- Born: Marguerite J. Pinder May 13, 1955 Chester, Pennsylvania, U.S.
- Origin: Philadelphia, Pennsylvania, U.S.
- Died: March 24, 2003 (aged 47) Chester, Pennsylvania, U.S.
- Genres: Soul Funk R&B Disco
- Occupations: Singer, songwriter, recording artist and entertainer.
- Years active: 1955–2003
- Labels: Fantasy Records Omni Records
- Formerly of: Fat Larry's Band Breeze Slick

= Brandi Wells =

American singer (1955-2003)

Brandi Wells (May 13, 1955 – March 24, 2003) was an American singer, songwriter, recording artist and entertainer.
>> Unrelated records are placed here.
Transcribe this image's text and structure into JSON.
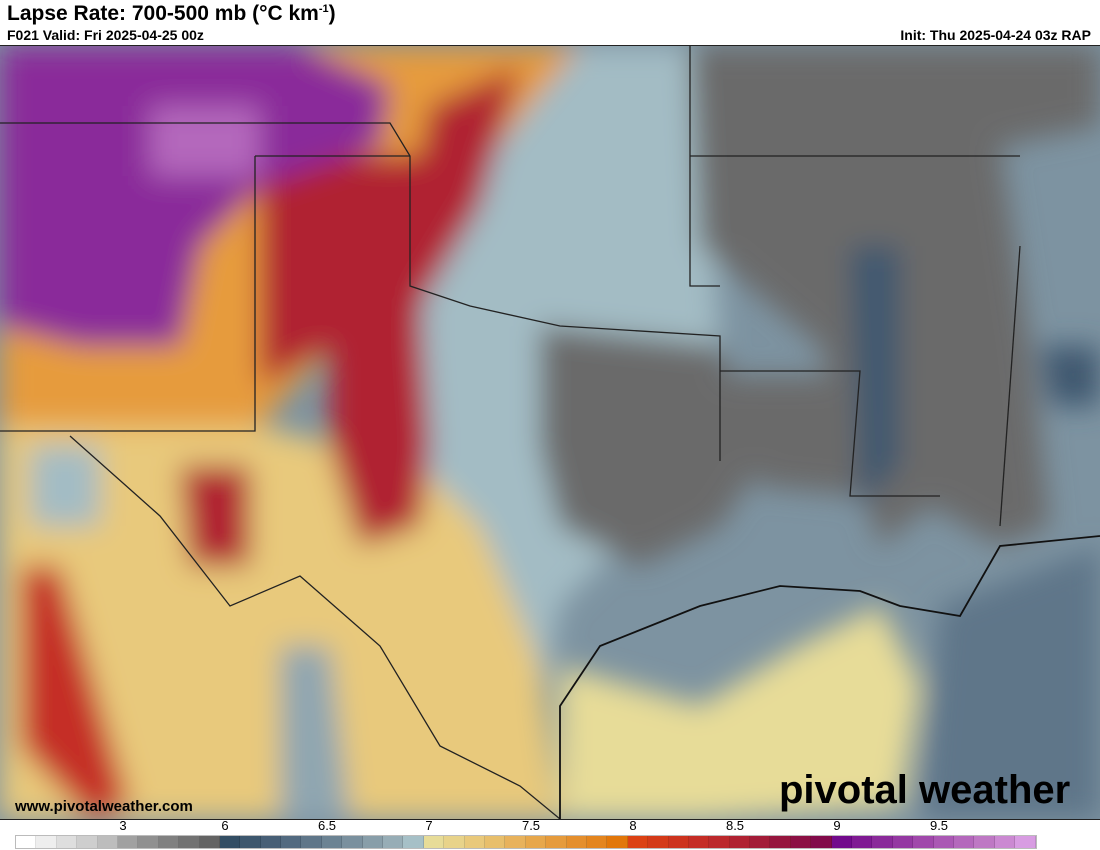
{
  "header": {
    "title": "Lapse Rate: 700-500 mb (°C km",
    "title_sup": "-1",
    "title_close": ")",
    "valid": "F021 Valid: Fri 2025-04-25 00z",
    "init": "Init: Thu 2025-04-24 03z RAP"
  },
  "footer": {
    "website": "www.pivotalweather.com",
    "logo_text": "pivotal weather"
  },
  "colorbar": {
    "ticks": [
      {
        "label": "3",
        "cell": 5
      },
      {
        "label": "6",
        "cell": 10
      },
      {
        "label": "6.5",
        "cell": 15
      },
      {
        "label": "7",
        "cell": 20
      },
      {
        "label": "7.5",
        "cell": 25
      },
      {
        "label": "8",
        "cell": 30
      },
      {
        "label": "8.5",
        "cell": 35
      },
      {
        "label": "9",
        "cell": 40
      },
      {
        "label": "9.5",
        "cell": 45
      }
    ],
    "colors": [
      "#ffffff",
      "#eeeeee",
      "#dedede",
      "#cecece",
      "#bdbdbd",
      "#a1a1a1",
      "#909090",
      "#808080",
      "#727272",
      "#636363",
      "#334e64",
      "#3d576e",
      "#475f76",
      "#526a80",
      "#5f7689",
      "#6c8393",
      "#7a909e",
      "#889ea9",
      "#97adb6",
      "#a6c0c7",
      "#e7dc98",
      "#e8d38a",
      "#e9c97b",
      "#e8bf6c",
      "#e8b25c",
      "#e7a74b",
      "#e69b3c",
      "#e58f2d",
      "#e4851e",
      "#e2770a",
      "#dc4214",
      "#d43a18",
      "#cd331e",
      "#c52d26",
      "#bc292c",
      "#b02232",
      "#a31c38",
      "#96163e",
      "#8c1044",
      "#820a4a",
      "#720a8c",
      "#7f1a93",
      "#8a2a9a",
      "#9438a2",
      "#a048ab",
      "#aa58b4",
      "#b468bc",
      "#be78c4",
      "#cb89d2",
      "#d89ce2"
    ]
  },
  "map": {
    "colors": {
      "grey": "#6a6a6a",
      "ocean_base": "#7d93a1",
      "purple": "#8a2a9a",
      "red": "#a31c38",
      "orange": "#e08a30",
      "yellow": "#e7dc98"
    }
  }
}
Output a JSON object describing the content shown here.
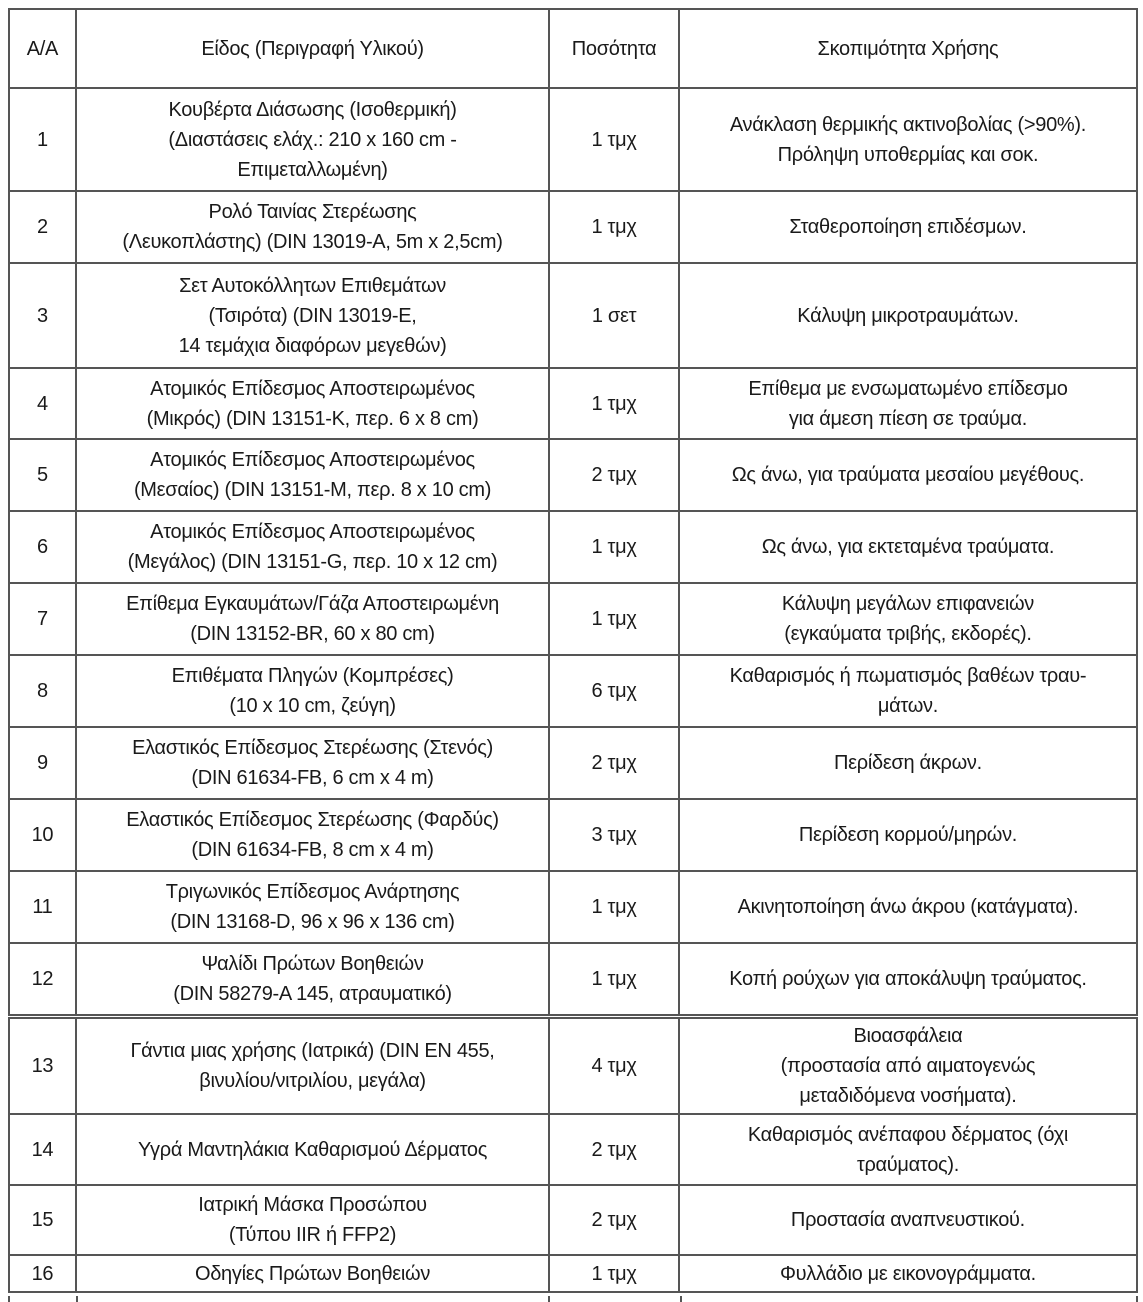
{
  "table": {
    "headers": [
      "Α/Α",
      "Είδος (Περιγραφή Υλικού)",
      "Ποσότητα",
      "Σκοπιμότητα Χρήσης"
    ],
    "rows": [
      {
        "no": "1",
        "item": "Κουβέρτα Διάσωσης (Ισοθερμική)\n(Διαστάσεις ελάχ.: 210 x 160 cm -\nΕπιμεταλλωμένη)",
        "qty": "1 τμχ",
        "purpose": "Ανάκλαση θερμικής ακτινοβολίας (>90%).\nΠρόληψη υποθερμίας και σοκ."
      },
      {
        "no": "2",
        "item": "Ρολό Ταινίας Στερέωσης\n(Λευκοπλάστης) (DIN 13019-A, 5m x 2,5cm)",
        "qty": "1 τμχ",
        "purpose": "Σταθεροποίηση επιδέσμων."
      },
      {
        "no": "3",
        "item": "Σετ Αυτοκόλλητων Επιθεμάτων\n(Τσιρότα) (DIN 13019-E,\n14 τεμάχια διαφόρων μεγεθών)",
        "qty": "1 σετ",
        "purpose": "Κάλυψη μικροτραυμάτων."
      },
      {
        "no": "4",
        "item": "Ατομικός Επίδεσμος Αποστειρωμένος\n(Μικρός) (DIN 13151-K, περ. 6 x 8 cm)",
        "qty": "1 τμχ",
        "purpose": "Επίθεμα με ενσωματωμένο επίδεσμο\nγια άμεση πίεση σε τραύμα."
      },
      {
        "no": "5",
        "item": "Ατομικός Επίδεσμος Αποστειρωμένος\n(Μεσαίος) (DIN 13151-M, περ. 8 x 10 cm)",
        "qty": "2 τμχ",
        "purpose": "Ως άνω, για τραύματα μεσαίου μεγέθους."
      },
      {
        "no": "6",
        "item": "Ατομικός Επίδεσμος Αποστειρωμένος\n(Μεγάλος) (DIN 13151-G, περ. 10 x 12 cm)",
        "qty": "1 τμχ",
        "purpose": "Ως άνω, για εκτεταμένα τραύματα."
      },
      {
        "no": "7",
        "item": "Επίθεμα Εγκαυμάτων/Γάζα Αποστειρωμένη\n(DIN 13152-BR, 60 x 80 cm)",
        "qty": "1 τμχ",
        "purpose": "Κάλυψη μεγάλων επιφανειών\n(εγκαύματα τριβής, εκδορές)."
      },
      {
        "no": "8",
        "item": "Επιθέματα Πληγών (Κομπρέσες)\n(10 x 10 cm, ζεύγη)",
        "qty": "6 τμχ",
        "purpose": "Καθαρισμός ή πωματισμός βαθέων τραυ-\nμάτων."
      },
      {
        "no": "9",
        "item": "Ελαστικός Επίδεσμος Στερέωσης (Στενός)\n(DIN 61634-FB, 6 cm x 4 m)",
        "qty": "2 τμχ",
        "purpose": "Περίδεση άκρων."
      },
      {
        "no": "10",
        "item": "Ελαστικός Επίδεσμος Στερέωσης (Φαρδύς)\n(DIN 61634-FB, 8 cm x 4 m)",
        "qty": "3 τμχ",
        "purpose": "Περίδεση κορμού/μηρών."
      },
      {
        "no": "11",
        "item": "Τριγωνικός Επίδεσμος Ανάρτησης\n(DIN 13168-D, 96 x 96 x 136 cm)",
        "qty": "1 τμχ",
        "purpose": "Ακινητοποίηση άνω άκρου (κατάγματα)."
      },
      {
        "no": "12",
        "item": "Ψαλίδι Πρώτων Βοηθειών\n(DIN 58279-A 145, ατραυματικό)",
        "qty": "1 τμχ",
        "purpose": "Κοπή ρούχων για αποκάλυψη τραύματος."
      },
      {
        "no": "13",
        "item": "Γάντια μιας χρήσης (Ιατρικά) (DIN EN 455,\nβινυλίου/νιτριλίου, μεγάλα)",
        "qty": "4 τμχ",
        "purpose": "Βιοασφάλεια\n(προστασία από αιματογενώς\nμεταδιδόμενα νοσήματα)."
      },
      {
        "no": "14",
        "item": "Υγρά Μαντηλάκια Καθαρισμού Δέρματος",
        "qty": "2 τμχ",
        "purpose": "Καθαρισμός ανέπαφου δέρματος (όχι\nτραύματος)."
      },
      {
        "no": "15",
        "item": "Ιατρική Μάσκα Προσώπου\n(Τύπου IIR ή FFP2)",
        "qty": "2 τμχ",
        "purpose": "Προστασία αναπνευστικού."
      },
      {
        "no": "16",
        "item": "Οδηγίες Πρώτων Βοηθειών",
        "qty": "1 τμχ",
        "purpose": "Φυλλάδιο με εικονογράμματα."
      }
    ]
  }
}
Born Marguerite J. Pinder in Chester, Pennsylvania, one of the five daughters of Thomas and Dorothy (née Williams) Pinder, and educated in the Chester Upland School District. She sang with Fat Larry's Band, Breeze, and Slick before starting a solo career. Her debut album, Watch Out, appeared in 1981 on Fantasy Records and reached No. 37 on the US Billboard R&B chart. The title track charted at No. 27 on the US Hot R&B/Hip-Hop Songs chart and No. 16 on the US Hot Dance Club Songs chart. It also peaked at No. 74 in the UK Singles Chart in February 1982. "Watch Out" proved to be her only hit, though she released an album in 1985.

==Marriage==
Wells married Ronald E. Bannister Jr. , the couple had two children together, Nathaniel Brown Walker Pinder, and the late Shameka Pinder. Wells also had four stepchildren: Janay Graham, Janine Graham, Ronald E. Bannister III and Juakira Gordon, and one grandchild.

==Death==
Brandi Wells was 47 years of age when she died at the Crozer-Chester Medical Center in Chester, Pennsylvania, on March 24, 2003, from breast cancer. She is interred at the Haven Memorial Cemetery in Chester, Pennsylvania.